Andrew James Lock OAM is an Australian high-altitude mountaineer. He became the first, and still remains the only, Australian to climb all 14 "eight-thousanders" on 2 October 2009, and is the 18th person to ever complete this feat. He climbed 13 of the 14 without using bottled oxygen, only using it on Mount Everest, which he has summited twice. He retired from eight-thousander climbing in 2012.

Climbing

His preferred climbing style is in very small teams, mostly climbing without even sherpa support, and without the use of bottled oxygen. His physical ability to perform at high altitude has been noted by other Himalayan climbers. The term "gritty" is often used to describe Lock, and he is noted for his understated and self-depreciating manner. Unusually for a long-standing high-altitude climber, Lock has lost no digits to frostbite. Climbing all 14 eight-thousanders, and surviving, is an uncommon feat as the deaths-to-summits ratio on some of the mountains is at one-in-five, and it often takes more than one attempt, on average, to climb an eight-thousander.
He has achieved six first Australian ascents of eight-thousanders, namely Dhaulagiri, Nanga Parbat, Hidden Peak, Manaslu, Annapurna, and Shishapangma. He has made four solo ascents of eight-thousanders, namely Lhotse, Broad Peak, Shishapangma Central and Cho Oyu. He summited Mount Everest twice.
His first 8,000-metre summit was of K2, which he climbed in 1993 with a small team that included legendary Himalayan climber Anatoli Boukreev, who later died in 1997 on Annapurna. The "Savage Mountain" lived up to its fearsome reputation when three of his summit partners were killed in separate falls, and Lock rescued a Swedish climber.
In 2004, he was a climber and cinematographer for the acclaimed Discovery Channel six-part miniseries, Discovery Channel-Ultimate Survival: Everest, which has been broadcast many times in North America.
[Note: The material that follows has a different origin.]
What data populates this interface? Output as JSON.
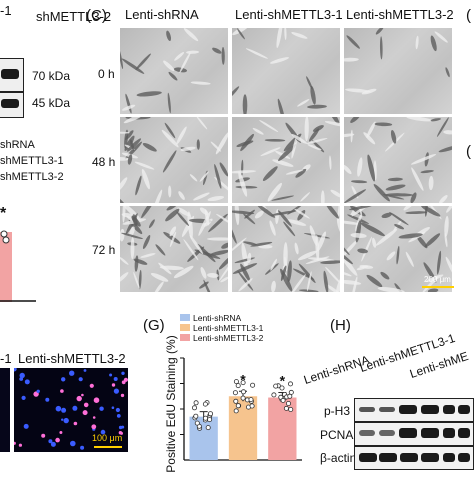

On that expedition, Lock had to rescue three members of other teams coming down from the summit, giving up his own oxygen along the way.
Lock has climbed with several leading high-altitude Himalayan mountaineers, including Anatoli Boukreev, Göran Kropp, Doug Scott and Wojciech Kurtyka, and Iván Vallejo & Iñaki Ochoa de Olza. After Ecuadorian Iván Vallejo, Lock is the second, and still the only other, Southern Hemisphere climber to complete all 14 eight-thousanders.
While Lock has climbed with partners that he did not particularly enjoy, or get on with, his unhappy experience when climbing with U.K. mountaineer Alan Hinkes, on Nanga Parbat in 1998, is recounted in his book, Summit 8000.
In May 2011, Lock attempted Everest for the third time, but his first without supplementary oxygen. His solo climb of Everest's North Ridge was unsuccessful due to high winds and blizzard conditions. Lock made a second attempt to summit Everest solo, via the North side, without supplementary oxygen in May 2012, but abandoned the climb 300 metres from the summit due to self diagnosed early symptoms of Cerebral Oedema. .
Lock retired from personal high-altitude climbing after his 2012 Everest experience, however, a final "oxygenless" ascent of Everest, remains a potential project. He continues to guide commercial expeditions to Mt Everest and other peaks in the Himalaya and around the world, specialising in small teams with high logistical support.

Personal

In 2009 Lock was awarded the Australian Geographic Society's Adventurer of the Year award. On 13 June 2011, Lock was awarded the Medal of the Order of Australia for service to mountaineering.
Lock is an ambassador of the Sir David Martin Foundation.
Lock is the author of SUMMIT 8000 which was published in Australia and New Zealand in 2014, and MASTER OF THIN AIR, which was published in the United States of America in 2015. Both books relate to his journey to climb the fourteen 8000-metre peaks.